Sen. Ron Johnson said Wednesday that he expects the investigation into the latest Secret Service allegations about a drunken incident at the White House to produce initial findings in “weeks, not months.”
Johnson, who chairs the Homeland Security Committee, said he has spoken to the Department of Homeland Security Inspector General John Roth.
The Wisconsin Republican said Roth told him he is working hard to quickly produce at least an interim report into allegations that two agents, after a night of drinking, drove a government-owned vehicle onto White House property and disrupted an active suspicious package investigation.
Initial press reports said the pair of senior-level agents were involved in an accident, hitting a barricade and maybe hitting the suspicious package under investigation. Later reports, however, said the agents were in a government-owned vehicle that was driving very slowly and only “nudged” an orange barrel, but did not knock it over.
“I want to see the facts,” Johnson said in remarks to a breakfast gathering sponsored by WisPolitics, a Wisconsin political news site. “I mean, what’s in the public’s mind right now is some drunks came in and busted into the barricades.”
“I don’t think that’s the reality, but, what does sound like the reality is that the uniformed officers wanted to do a breathalyzer … and they didn’t. That’s a cultural problem.”
Johnson said he has spoken to Roth, who told him it would be “weeks, not months” before he produces an interim report on the incident verifying some of the facts in the case.
Members of Congress grilled Secret Service Director Joseph Clancy Tuesday, taking exception to his reluctance to take steps to send a strong message that misconduct will not be tolerated before the investigation is finished.
Clancy later Tuesday showed the House Oversight and Government Reform Committee a surveillance tape of at least part of the sequence of events that occurred the night in question.

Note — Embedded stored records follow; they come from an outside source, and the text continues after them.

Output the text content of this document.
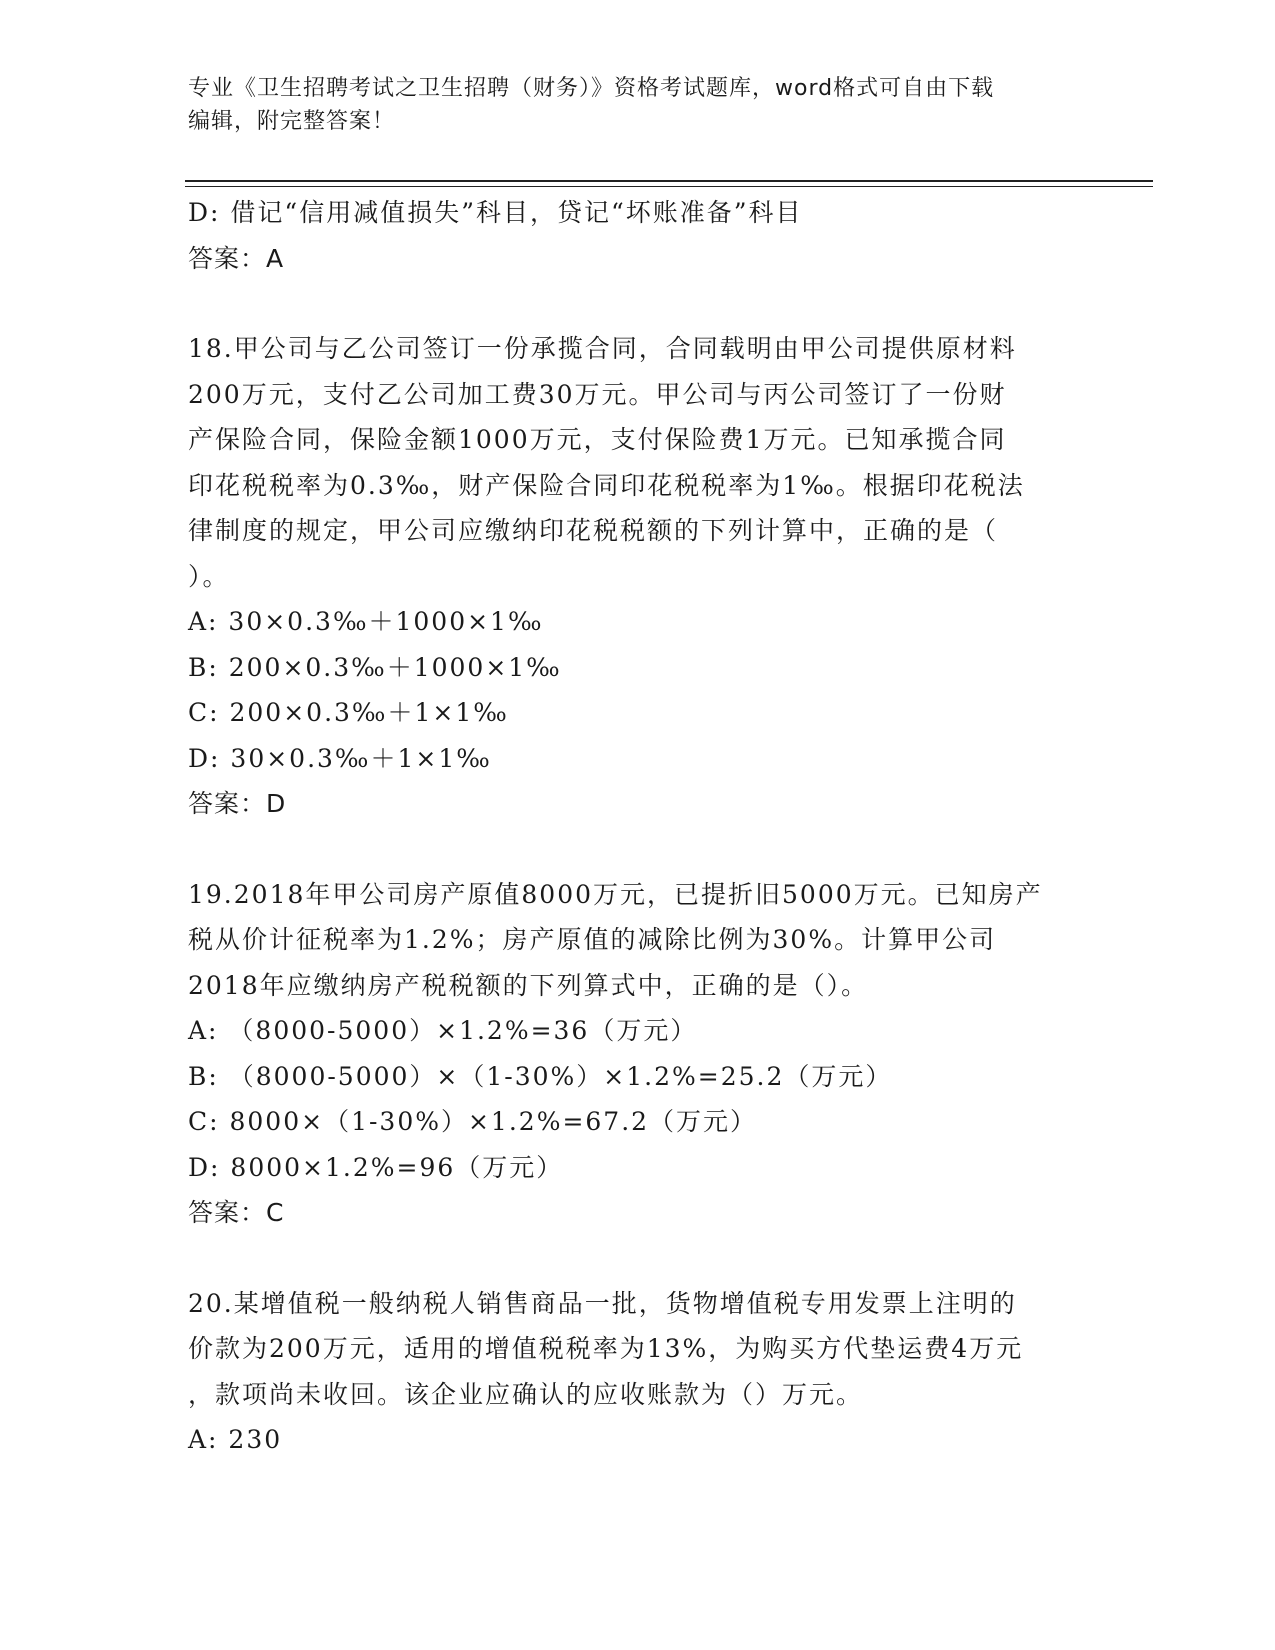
专业《卫生招聘考试之卫生招聘（财务）》资格考试题库，word格式可自由下载
编辑，附完整答案！
D: 借记“信用减值损失”科目，贷记“坏账准备”科目
答案：A
18.甲公司与乙公司签订一份承揽合同，合同载明由甲公司提供原材料
200万元，支付乙公司加工费30万元。甲公司与丙公司签订了一份财
产保险合同，保险金额1000万元，支付保险费1万元。已知承揽合同
印花税税率为0.3‰，财产保险合同印花税税率为1‰。根据印花税法
律制度的规定，甲公司应缴纳印花税税额的下列计算中，正确的是（
）。
A: 30×0.3‰＋1000×1‰
B: 200×0.3‰＋1000×1‰
C: 200×0.3‰＋1×1‰
D: 30×0.3‰＋1×1‰
答案：D
19.2018年甲公司房产原值8000万元，已提折旧5000万元。已知房产
税从价计征税率为1.2%；房产原值的减除比例为30%。计算甲公司
2018年应缴纳房产税税额的下列算式中，正确的是（）。
A: （8000-5000）×1.2%=36（万元）
B: （8000-5000）×（1-30%）×1.2%=25.2（万元）
C: 8000×（1-30%）×1.2%=67.2（万元）
D: 8000×1.2%=96（万元）
答案：C
20.某增值税一般纳税人销售商品一批，货物增值税专用发票上注明的
价款为200万元，适用的增值税税率为13%，为购买方代垫运费4万元
，款项尚未收回。该企业应确认的应收账款为（）万元。
A: 230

Afterward, Rep. Jason Chaffetz, R-Utah, the panel’s chairman, said the tape spurred more questions than it answered, and Rep. Elijah Cummings, D-Md., the ranking member on the panel, said he feels like he’s on a “merry-go-round” with the Secret Service, stressing again that there is a culture of complacency that needs to end.
Johnson has yet to see the surveillance tape and has doubts about that the incident in question is as explosive as the media has reported it.
Still, after reviewing a string of bad behavior at the agency over the last several years, Johnson is convinced that the agency has a cultural problem.
“We have a culture problem in the Secret Service — it is obvious,” he said. “We had a report issued, study done [that said ] really the bottom line is you need a new director from outside the secret Service.”
“To me it’s obvious there is a cultural problem but it’s being denied,” he said. “There’s one things that pretty universal in this town and that’s the denial of reality.”
The criticism, he said, is not a reflection on Clancy’s 26-year record of distinguished service at the agency. He simply believes an outsider will be better positioned to institute changes the agency needs.
That said, he plans to give Clancy “a little room to maneuver” and a “little breathing space.”
“I’m not going to hop on anybody. I’ve been on this issue for quite some time. I believe there’s a real cultural problem it needs to be fixed,” he said. “But it first has to be admitted and I’m not sure Director Clancy is going to admit it, and that’s the concern.”